Research and Development


Research and development costs are expensed as incurred and reported as research and development expense.


Revenue Recognition


Product Revenue


The Company manufactures, or has manufactured on a contract basis, fine chemicals and nutraceutical products, which are its primary products to be sold to customers. Revenue from the sale of its products, including shipping fees, will be recognized when title to the products is transferred to the customer which usually occurs upon shipment or delivery, depending upon the terms of the sales order and when collectability is reasonably assured. Revenue from sales to distributors of its products will be recognized, net of allowances, upon delivery of product to the distributors. According to the terms of individual distributor contracts, a distributor may return product up to a maximum amount and under certain conditions contained in its contract. Allowances are calculated based upon historical data, current economic conditions and the underlying contractual terms.


License Revenue


License arrangements may consist of non-refundable upfront license fees, exclusive licensed rights to patented or patent pending technology, and various performance or sales milestones and future product royalty payments. Some of these arrangements are multiple element arrangements.

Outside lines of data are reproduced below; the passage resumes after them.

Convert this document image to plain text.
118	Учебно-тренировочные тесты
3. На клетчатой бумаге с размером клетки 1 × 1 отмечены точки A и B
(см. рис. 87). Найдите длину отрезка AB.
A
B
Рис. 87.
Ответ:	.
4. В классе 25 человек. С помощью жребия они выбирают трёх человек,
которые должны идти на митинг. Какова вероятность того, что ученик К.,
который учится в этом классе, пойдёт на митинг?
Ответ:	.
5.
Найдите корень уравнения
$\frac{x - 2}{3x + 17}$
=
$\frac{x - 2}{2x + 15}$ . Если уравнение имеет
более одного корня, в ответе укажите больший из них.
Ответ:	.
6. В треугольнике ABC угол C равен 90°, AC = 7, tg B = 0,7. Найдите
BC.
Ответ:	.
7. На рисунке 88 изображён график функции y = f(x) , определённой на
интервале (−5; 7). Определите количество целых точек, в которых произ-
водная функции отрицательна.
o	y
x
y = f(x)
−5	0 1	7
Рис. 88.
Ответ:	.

Non-refundable, up-front fees that are not contingent on any future performance by us, and require no consequential continuing involvement on our part, are recognized as revenue when the license term commences and the licensed data, technology and/or compound is delivered.  We defer recognition of non-refundable upfront fees if we have continuing performance obligations without which the technology, right, product or service conveyed in conjunction with the non-refundable fee has no utility to the licensee that is separate and independent of our performance under the other elements of the arrangement. In addition, if we have continuing involvement through research and development services that are required because our know-how and expertise related to the technology is proprietary to us, or can only be performed by us, then such up-front fees are deferred and recognized over the period of continuing involvement.

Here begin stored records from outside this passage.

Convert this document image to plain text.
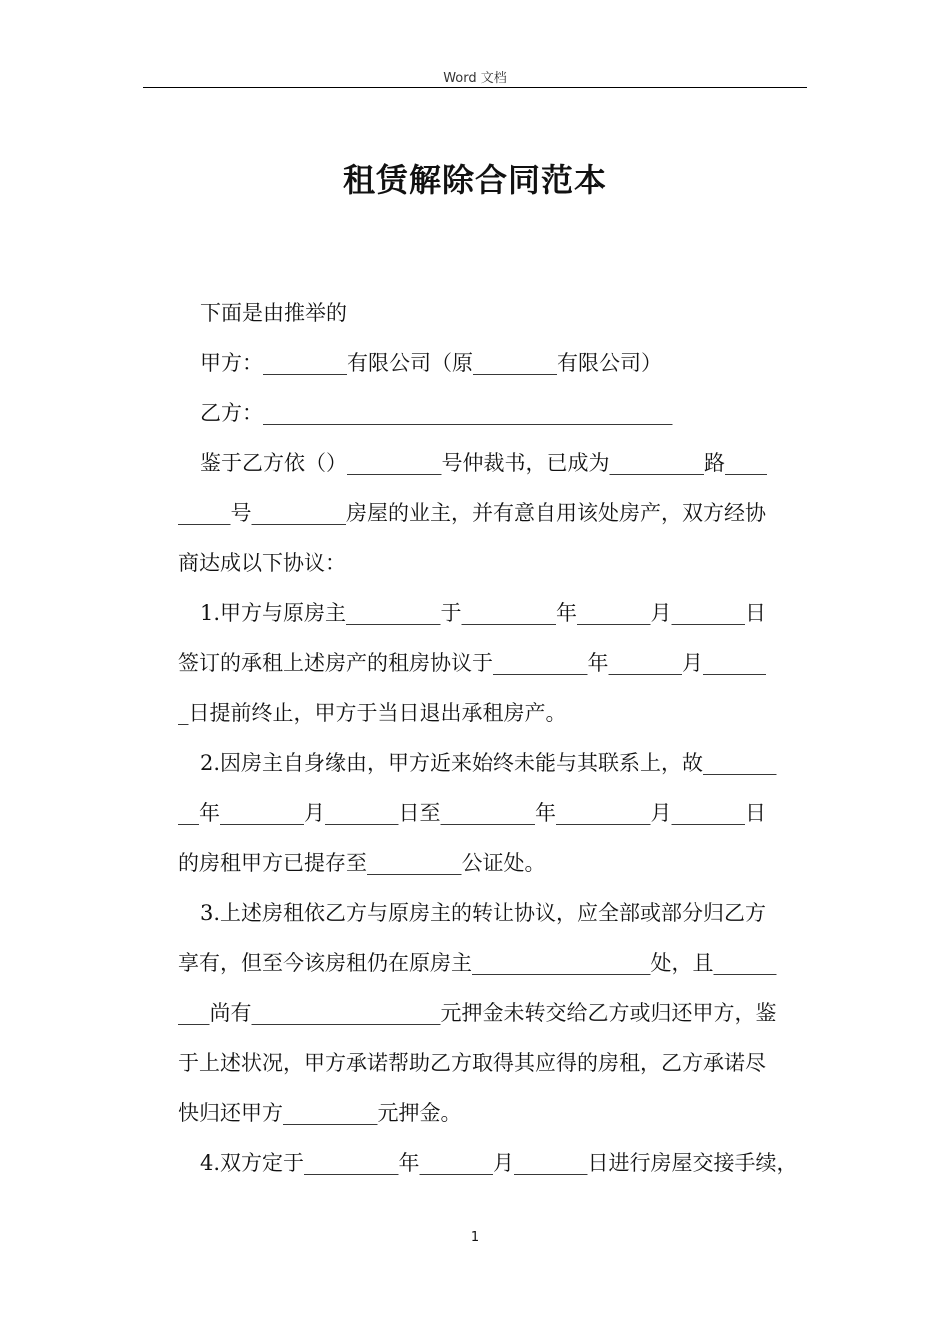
Word 文档
租赁解除合同范本
下面是由推举的
甲方：________有限公司（原________有限公司）
乙方：_______________________________________
鉴于乙方依（）_________号仲裁书，已成为_________路____
_____号_________房屋的业主，并有意自用该处房产，双方经协
商达成以下协议：
1.甲方与原房主_________于_________年_______月_______日
签订的承租上述房产的租房协议于_________年_______月______
_日提前终止，甲方于当日退出承租房产。
2.因房主自身缘由，甲方近来始终未能与其联系上，故_______
__年________月_______日至_________年_________月_______日
的房租甲方已提存至_________公证处。
3.上述房租依乙方与原房主的转让协议，应全部或部分归乙方
享有，但至今该房租仍在原房主_________________处，且______
___尚有__________________元押金未转交给乙方或归还甲方，鉴
于上述状况，甲方承诺帮助乙方取得其应得的房租，乙方承诺尽
快归还甲方_________元押金。
4.双方定于_________年_______月_______日进行房屋交接手续，
1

Payments related to substantive, performance-based milestones in a research and development arrangement are recognized as revenue upon the achievement of the milestones as specified in the underlying agreements when they represent the culmination of the earnings process.


Segment Reporting


The Company operates in one reportable segment.


Use of Estimates


The financial statements and notes are representations of the Company's management, which is responsible for their integrity and objectivity. These accounting policies conform to accounting principles generally accepted in the United States of America, and have been consistently applied in the preparation of the financial statements. The preparation of financial statements requires management to make estimates and assumptions that affect the reported amounts of assets, liabilities revenues and expenses and disclosures of contingent assets and liabilities at the date of the financial statements. Actual results could differ from those estimates.